What is not explained in the tutorials is how to process the images. With the Canon G9 I’m shooting RAW. The GP stitcher will not process RAW so I convert them. I put them all into one folder. Then I open them all in the Adobe RAW converter. I select one with a lot of detail and foreground (not a sky area) and adjust the exposure for maximum detail in shadow and highlights, just like for a regular photo. I then adjust saturation and what ever else I want. With that single image adjusted I then sync those settings with all the other images in the pano folder. Then I save them as a tiff and move on to stitching.
The Gigapan program that comes with the robot does the stitching. Just tell it how many rows of images and they all line up in a mosaic grid. I need to remember to write that down in the field and take better notes. It sometimes takes hours for all the stitching to get done. I notice that many people on the Gigapan web site just upload what comes out of the GP stitcher. That is lazy in my opinion. There are usually very ragged edges. What’s up with that?
Coming out of the stitcher I save the single image made up of all the individual shots taken by the robot. I save it as a tiff. I name it with the date and place. Pretty soon I have a folder with all the RAW images out of the camera, all the tiff conversions and the output from the GP stitcher. In the case of the pano I did of the Ventura Westisde the file size was about 2.6 Gigabytes. The minimum file size that can be uploaded to the GP site is 50 megabytes. The maximum file size that I can get Photoshop to save in tiff format is 2 GB. I had to downsize the pano to under 2 GB before Photoshop would save it.

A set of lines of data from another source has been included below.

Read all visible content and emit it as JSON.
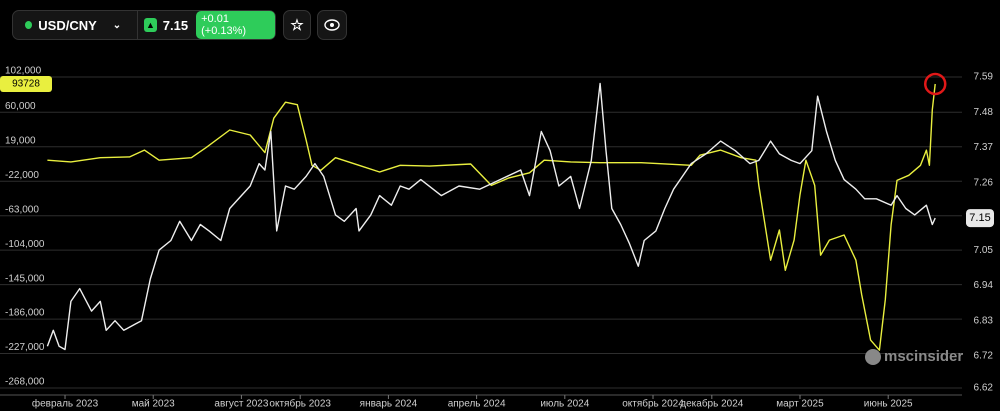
{
  "header": {
    "symbol": "USD/CNY",
    "price": "7.15",
    "change": "+0.01 (+0.13%)"
  },
  "watermark": "mscinsider",
  "chart_data": {
    "type": "line",
    "grid": true,
    "xlim": [
      -0.8,
      30
    ],
    "xticks": [
      {
        "value": 0,
        "label": "февраль 2023"
      },
      {
        "value": 3,
        "label": "май 2023"
      },
      {
        "value": 6,
        "label": "август 2023"
      },
      {
        "value": 8,
        "label": "октябрь 2023"
      },
      {
        "value": 11,
        "label": "январь 2024"
      },
      {
        "value": 14,
        "label": "апрель 2024"
      },
      {
        "value": 17,
        "label": "июль 2024"
      },
      {
        "value": 20,
        "label": "октябрь 2024"
      },
      {
        "value": 22,
        "label": "декабрь 2024"
      },
      {
        "value": 25,
        "label": "март 2025"
      },
      {
        "value": 28,
        "label": "июнь 2025"
      }
    ],
    "ylim": [
      -268000,
      102000
    ],
    "yticks": [
      {
        "value": 102000,
        "label": "102,000"
      },
      {
        "value": 60000,
        "label": "60,000"
      },
      {
        "value": 19000,
        "label": "19,000"
      },
      {
        "value": -22000,
        "label": "-22,000"
      },
      {
        "value": -63000,
        "label": "-63,000"
      },
      {
        "value": -104000,
        "label": "-104,000"
      },
      {
        "value": -145000,
        "label": "-145,000"
      },
      {
        "value": -186000,
        "label": "-186,000"
      },
      {
        "value": -227000,
        "label": "-227,000"
      },
      {
        "value": -268000,
        "label": "-268,000"
      }
    ],
    "y2lim": [
      6.62,
      7.59
    ],
    "y2ticks": [
      7.59,
      7.48,
      7.37,
      7.26,
      7.05,
      6.94,
      6.83,
      6.72,
      6.62
    ],
    "series": [
      {
        "color": "#e9ef3f",
        "x": [
          -0.6,
          0.2,
          1.2,
          2.2,
          2.7,
          3.2,
          4.3,
          4.8,
          5.6,
          6.3,
          6.8,
          7.1,
          7.5,
          7.9,
          8.2,
          8.4,
          8.7,
          9.2,
          10.0,
          10.7,
          11.4,
          12.4,
          13.8,
          14.5,
          15.1,
          15.8,
          16.3,
          17.2,
          18.2,
          19.6,
          21.3,
          21.6,
          22.3,
          23.0,
          23.5,
          23.6,
          24.0,
          24.3,
          24.5,
          24.8,
          25.0,
          25.2,
          25.5,
          25.7,
          26.0,
          26.5,
          26.9,
          27.1,
          27.4,
          27.7,
          27.9,
          28.1,
          28.3,
          28.7,
          29.1,
          29.3,
          29.4,
          29.5,
          29.6
        ],
        "values": [
          3000,
          1000,
          6000,
          7000,
          15000,
          3000,
          6000,
          18000,
          39000,
          33000,
          12000,
          53000,
          72000,
          69000,
          27000,
          -3000,
          -9000,
          6000,
          -3000,
          -11000,
          -3000,
          -4000,
          -1500,
          -27000,
          -18000,
          -12000,
          3000,
          1000,
          0,
          0,
          -3000,
          9000,
          15000,
          6000,
          3000,
          -27000,
          -116000,
          -80000,
          -128000,
          -92000,
          -38000,
          3000,
          -27000,
          -110000,
          -92000,
          -86000,
          -116000,
          -157000,
          -211000,
          -223000,
          -163000,
          -74000,
          -21000,
          -15000,
          -3000,
          15000,
          -3000,
          63000,
          93728
        ]
      },
      {
        "color": "#eeeeee",
        "axis": "y2",
        "x": [
          -0.6,
          -0.4,
          -0.2,
          0,
          0.2,
          0.5,
          0.9,
          1.2,
          1.4,
          1.7,
          2.0,
          2.4,
          2.6,
          2.9,
          3.2,
          3.6,
          3.9,
          4.3,
          4.6,
          4.9,
          5.3,
          5.6,
          6.0,
          6.3,
          6.6,
          6.8,
          7.0,
          7.2,
          7.5,
          7.8,
          8.2,
          8.5,
          8.8,
          9.2,
          9.5,
          9.9,
          10.0,
          10.4,
          10.7,
          11.1,
          11.4,
          11.7,
          12.1,
          12.8,
          13.4,
          14.1,
          14.8,
          15.5,
          15.8,
          16.2,
          16.5,
          16.8,
          17.2,
          17.5,
          17.9,
          18.2,
          18.4,
          18.6,
          18.9,
          19.2,
          19.5,
          19.7,
          20.1,
          20.4,
          20.7,
          21.3,
          21.8,
          22.3,
          22.8,
          23.3,
          23.6,
          24.0,
          24.3,
          24.7,
          25.0,
          25.4,
          25.6,
          25.9,
          26.2,
          26.5,
          26.9,
          27.2,
          27.6,
          28.1,
          28.3,
          28.6,
          28.9,
          29.3,
          29.5,
          29.6
        ],
        "values": [
          6.75,
          6.8,
          6.75,
          6.74,
          6.89,
          6.93,
          6.86,
          6.89,
          6.8,
          6.83,
          6.8,
          6.82,
          6.83,
          6.96,
          7.05,
          7.08,
          7.14,
          7.08,
          7.13,
          7.11,
          7.08,
          7.18,
          7.22,
          7.25,
          7.32,
          7.3,
          7.42,
          7.11,
          7.25,
          7.24,
          7.28,
          7.32,
          7.28,
          7.16,
          7.14,
          7.18,
          7.11,
          7.16,
          7.22,
          7.19,
          7.25,
          7.24,
          7.27,
          7.22,
          7.25,
          7.24,
          7.27,
          7.3,
          7.22,
          7.42,
          7.36,
          7.25,
          7.28,
          7.18,
          7.33,
          7.57,
          7.36,
          7.18,
          7.13,
          7.07,
          7.0,
          7.08,
          7.11,
          7.18,
          7.24,
          7.32,
          7.35,
          7.39,
          7.36,
          7.32,
          7.33,
          7.39,
          7.35,
          7.33,
          7.32,
          7.36,
          7.53,
          7.42,
          7.33,
          7.27,
          7.24,
          7.21,
          7.21,
          7.19,
          7.22,
          7.18,
          7.16,
          7.19,
          7.13,
          7.15
        ]
      }
    ]
  }
}
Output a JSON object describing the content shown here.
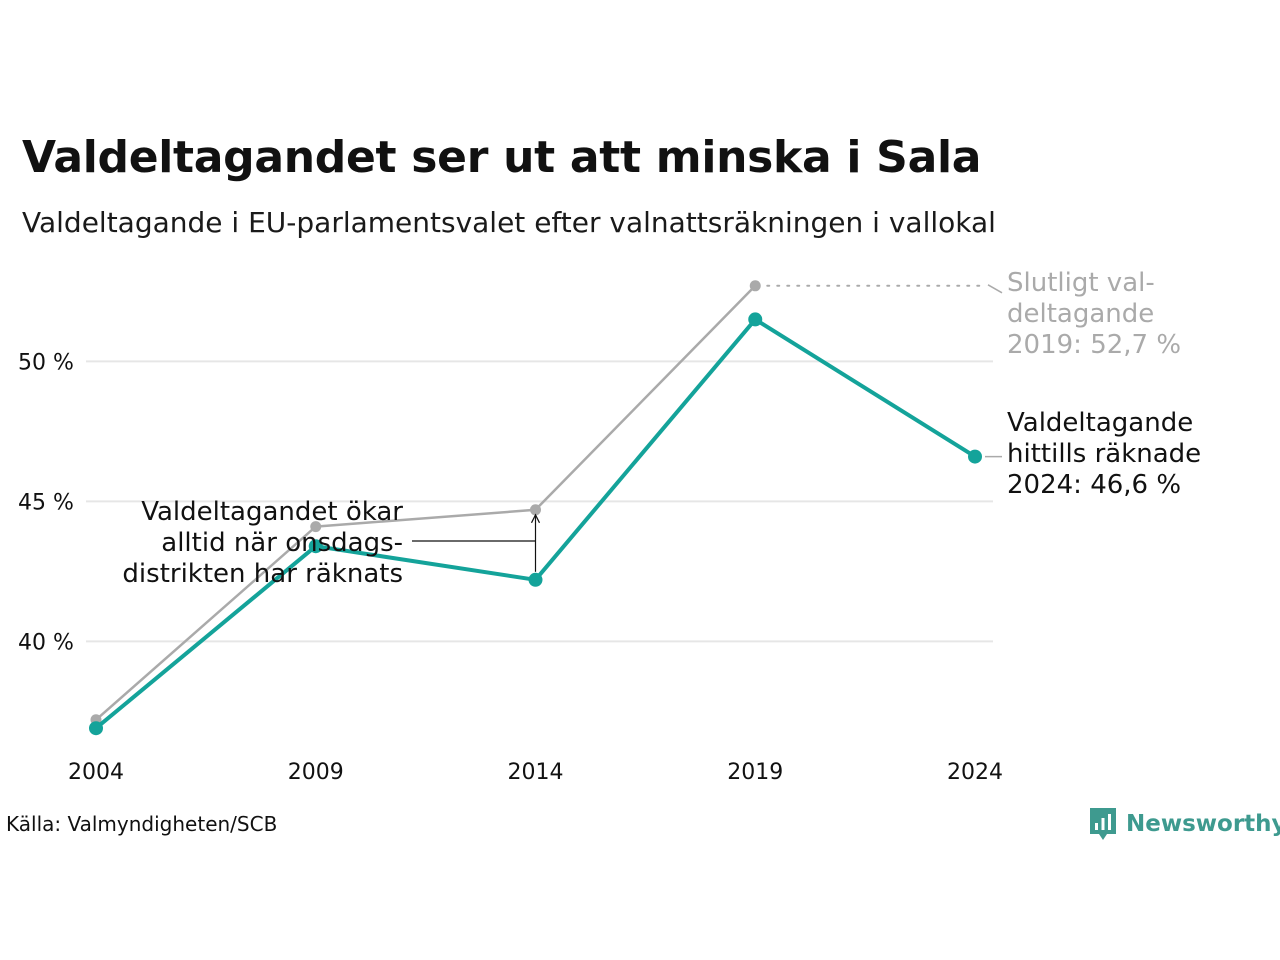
{
  "header": {
    "title": "Valdeltagandet ser ut att minska i Sala",
    "subtitle": "Valdeltagande i EU-parlamentsvalet efter valnattsräkningen i vallokal"
  },
  "footer": {
    "source": "Källa: Valmyndigheten/SCB",
    "brand": "Newsworthy"
  },
  "colors": {
    "counted": "#14a39a",
    "final": "#aaaaaa",
    "grid": "#e6e6e6",
    "text": "#111111",
    "brand": "#3e9a8f"
  },
  "chart_data": {
    "type": "line",
    "x": [
      2004,
      2009,
      2014,
      2019,
      2024
    ],
    "x_tick_labels": [
      "2004",
      "2009",
      "2014",
      "2019",
      "2024"
    ],
    "y_ticks": [
      40,
      45,
      50
    ],
    "y_tick_labels": [
      "40 %",
      "45 %",
      "50 %"
    ],
    "ylim": [
      35.3,
      53.3
    ],
    "grid": true,
    "series": [
      {
        "key": "final",
        "values": [
          37.2,
          44.1,
          44.7,
          52.7,
          null
        ]
      },
      {
        "key": "counted",
        "values": [
          36.9,
          43.4,
          42.2,
          51.5,
          46.6
        ]
      }
    ],
    "annotations": {
      "final_label": [
        "Slutligt val-",
        "deltagande",
        "2019: 52,7 %"
      ],
      "counted_label": [
        "Valdeltagande",
        "hittills räknade",
        "2024: 46,6 %"
      ],
      "note": [
        "Valdeltagandet ökar",
        "alltid när onsdags-",
        "distrikten har räknats"
      ]
    }
  }
}
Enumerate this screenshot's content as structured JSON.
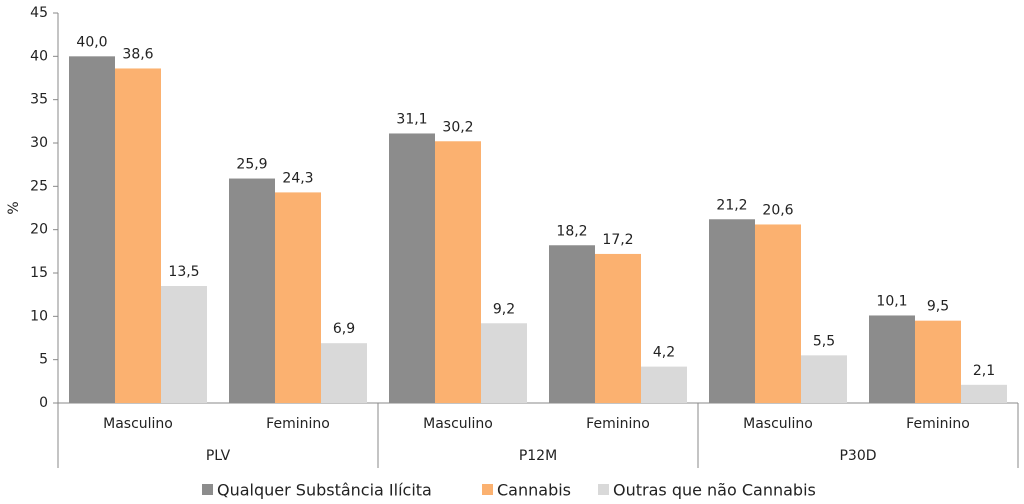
{
  "chart_data": {
    "type": "bar",
    "y_label": "%",
    "categories": [
      "Masculino",
      "Feminino",
      "Masculino",
      "Feminino",
      "Masculino",
      "Feminino"
    ],
    "groups": [
      "PLV",
      "P12M",
      "P30D"
    ],
    "series": [
      {
        "name": "Qualquer Substância Ilícita",
        "color": "#8c8c8c",
        "values": [
          40.0,
          25.9,
          31.1,
          18.2,
          21.2,
          10.1
        ],
        "value_labels": [
          "40,0",
          "25,9",
          "31,1",
          "18,2",
          "21,2",
          "10,1"
        ]
      },
      {
        "name": "Cannabis",
        "color": "#fbb170",
        "values": [
          38.6,
          24.3,
          30.2,
          17.2,
          20.6,
          9.5
        ],
        "value_labels": [
          "38,6",
          "24,3",
          "30,2",
          "17,2",
          "20,6",
          "9,5"
        ]
      },
      {
        "name": "Outras que não Cannabis",
        "color": "#d9d9d9",
        "values": [
          13.5,
          6.9,
          9.2,
          4.2,
          5.5,
          2.1
        ],
        "value_labels": [
          "13,5",
          "6,9",
          "9,2",
          "4,2",
          "5,5",
          "2,1"
        ]
      }
    ],
    "ylim": [
      0,
      45
    ],
    "yticks": [
      0,
      5,
      10,
      15,
      20,
      25,
      30,
      35,
      40,
      45
    ],
    "grid": false,
    "legend": "bottom"
  }
}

I then treated it like a regular photo I would want to print. On the screen the pano was filling up my screen at only 2% of actual size. To sharpen it i zoomed and zoomed up to 100%. I found that it needed a little more than usual sharpening at that size. I could also crop it. Cropping was done back down at a small size. Adjust curves and Levels and anything else you want at this time. The file is ready to upload.
The upload for my 2MB file to the GP site took all day. By that I mean about 6 hours. The stitching took at least a couple of hours. This is the part where I need to get more experience. What am I going to do when I take a pano with more than the 144 that made up the Ventura Westside pano?
Once uploaded with keywords and title I could hook it up to Google Earth. That’s fun. Now I have two panos that Earth users can discover and look at.
I have converted one old camera bag for my system. It holds the Robot, the camera, batteries, charger, instruction manuals, flash cards and a Wolverine storage drive. The Canon G9 will take 4GB flash cards. It takes about one of those to hold one pano. If I had more time I would be out there filling up all the flash cards I have. My plan is to download them to the Wolverine after each pano is taken. All these images are going to fill up my hard drive too. My plan is to dedicate one DVD for each pano and burn all the raw, tiff, final upload and notes and data to individual DVDs.
The part I like about this process is that I can make huge prints. With a 2GB file I was able to easily print something 13 inches by 5 feet on canvas and pop it in a frame. Everybody loves it. My 24 inch printer was not working at the time but my next print will be something 24 inches wide by about 8 feet long. Printing on canvas and using stretcher bars means no glass or Plexi to deal with. I’ll blog on this part of the experience later.